Чтоб удобней работалось, мы с ним в первый же вечер перешли на «ты».

То, что дальше, — это наши с ним разговоры. Говорил больше он — я спрашивал. А на некоторые вопросы не мог ответить ни он, ни я…

«…Вообще-то я читал Макаренко, но тогда почему-то проглядел, мне после одна учительница сказала: знаешь, какой он называет первый признак коллектива? В коллективе человек чувствует себя защищенным. Здорово, а?

Вот англичане, я читал, говорят: «Мой дом — моя крепость». А правильней было бы сказать: «Мой коллектив — моя крепость». По крайней мере, так должно быть. В жизни, конечно, бывает и по–другому…

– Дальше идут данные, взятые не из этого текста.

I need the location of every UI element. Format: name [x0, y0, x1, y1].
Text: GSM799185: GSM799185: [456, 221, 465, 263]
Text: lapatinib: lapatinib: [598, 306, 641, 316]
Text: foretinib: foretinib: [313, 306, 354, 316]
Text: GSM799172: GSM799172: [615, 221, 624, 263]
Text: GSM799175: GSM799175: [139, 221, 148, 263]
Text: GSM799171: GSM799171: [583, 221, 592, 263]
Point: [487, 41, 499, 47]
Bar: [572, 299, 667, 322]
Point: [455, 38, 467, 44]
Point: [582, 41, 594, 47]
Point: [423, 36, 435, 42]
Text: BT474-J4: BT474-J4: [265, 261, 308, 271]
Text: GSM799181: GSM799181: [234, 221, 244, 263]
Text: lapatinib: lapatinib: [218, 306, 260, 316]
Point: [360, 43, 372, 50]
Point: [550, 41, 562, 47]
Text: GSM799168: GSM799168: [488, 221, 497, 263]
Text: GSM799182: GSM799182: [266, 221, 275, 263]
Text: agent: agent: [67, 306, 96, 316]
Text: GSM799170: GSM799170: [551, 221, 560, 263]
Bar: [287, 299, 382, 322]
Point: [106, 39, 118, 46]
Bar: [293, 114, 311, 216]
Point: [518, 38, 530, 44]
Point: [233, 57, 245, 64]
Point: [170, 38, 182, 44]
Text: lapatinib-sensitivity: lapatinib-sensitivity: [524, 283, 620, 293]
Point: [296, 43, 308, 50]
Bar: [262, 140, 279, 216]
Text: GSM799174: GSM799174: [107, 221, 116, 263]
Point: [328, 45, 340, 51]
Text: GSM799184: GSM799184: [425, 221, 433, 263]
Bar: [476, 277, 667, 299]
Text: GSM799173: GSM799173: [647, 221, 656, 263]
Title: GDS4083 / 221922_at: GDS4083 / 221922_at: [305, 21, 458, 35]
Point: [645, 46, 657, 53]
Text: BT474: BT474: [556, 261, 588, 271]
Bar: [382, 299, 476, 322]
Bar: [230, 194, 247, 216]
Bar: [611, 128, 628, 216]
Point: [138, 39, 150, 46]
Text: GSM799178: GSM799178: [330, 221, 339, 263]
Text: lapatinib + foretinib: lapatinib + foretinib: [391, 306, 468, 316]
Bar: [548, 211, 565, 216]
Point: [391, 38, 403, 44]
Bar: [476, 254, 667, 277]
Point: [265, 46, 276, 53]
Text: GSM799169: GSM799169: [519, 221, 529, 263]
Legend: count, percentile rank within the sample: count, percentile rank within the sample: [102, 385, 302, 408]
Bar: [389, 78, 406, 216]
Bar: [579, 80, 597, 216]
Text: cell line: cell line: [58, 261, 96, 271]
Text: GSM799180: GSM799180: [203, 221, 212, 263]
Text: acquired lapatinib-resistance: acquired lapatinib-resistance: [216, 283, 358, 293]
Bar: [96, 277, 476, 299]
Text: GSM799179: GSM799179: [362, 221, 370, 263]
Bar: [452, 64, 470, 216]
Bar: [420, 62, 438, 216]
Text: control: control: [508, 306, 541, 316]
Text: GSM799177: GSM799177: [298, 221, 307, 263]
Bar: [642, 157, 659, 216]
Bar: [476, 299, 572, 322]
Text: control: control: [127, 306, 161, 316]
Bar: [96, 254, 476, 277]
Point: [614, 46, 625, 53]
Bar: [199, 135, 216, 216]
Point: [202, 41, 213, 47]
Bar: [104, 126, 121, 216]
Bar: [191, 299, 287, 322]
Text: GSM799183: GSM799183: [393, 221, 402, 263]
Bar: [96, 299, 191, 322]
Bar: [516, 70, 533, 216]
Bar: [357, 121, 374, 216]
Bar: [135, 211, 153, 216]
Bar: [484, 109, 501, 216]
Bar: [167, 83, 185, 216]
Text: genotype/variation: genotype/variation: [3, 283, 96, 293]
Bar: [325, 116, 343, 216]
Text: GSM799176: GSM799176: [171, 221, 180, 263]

Вот, например, был случай — я тут первый год тогда работал, еще не в комитете, а на жилстрое, мастером. Был у нас один монтажник, тихий довольно парень лет девятнадцати. Однажды комендант общежития застукал у него в комнате в позднее время девчонку. Тоже наша, воспитательница детского сада. Ну, сам понимаешь: шум, скандал, устроили комсомольское собрание.

В общем, драили обоих, не жалея. Ребята из его комнаты как раз защищали. И его защищали, и ее: мол, любят друг друга — и все. Ну, им тоже досталось: дескать, ложное понимание товарищества, живут по принципу «моя хата с краю»… Помню, одна девушка, маляр, бойко так выступала: мол, приятели — люди равнодушные, поэтому все готовы оправдать, а коллектив строг, но зато справедлив и борется не только против нарушителей морали, но и за них…

Словом, дали и парню и ей по выговору. Те стоят, опустив головы, бубнят что-то неясное под нос.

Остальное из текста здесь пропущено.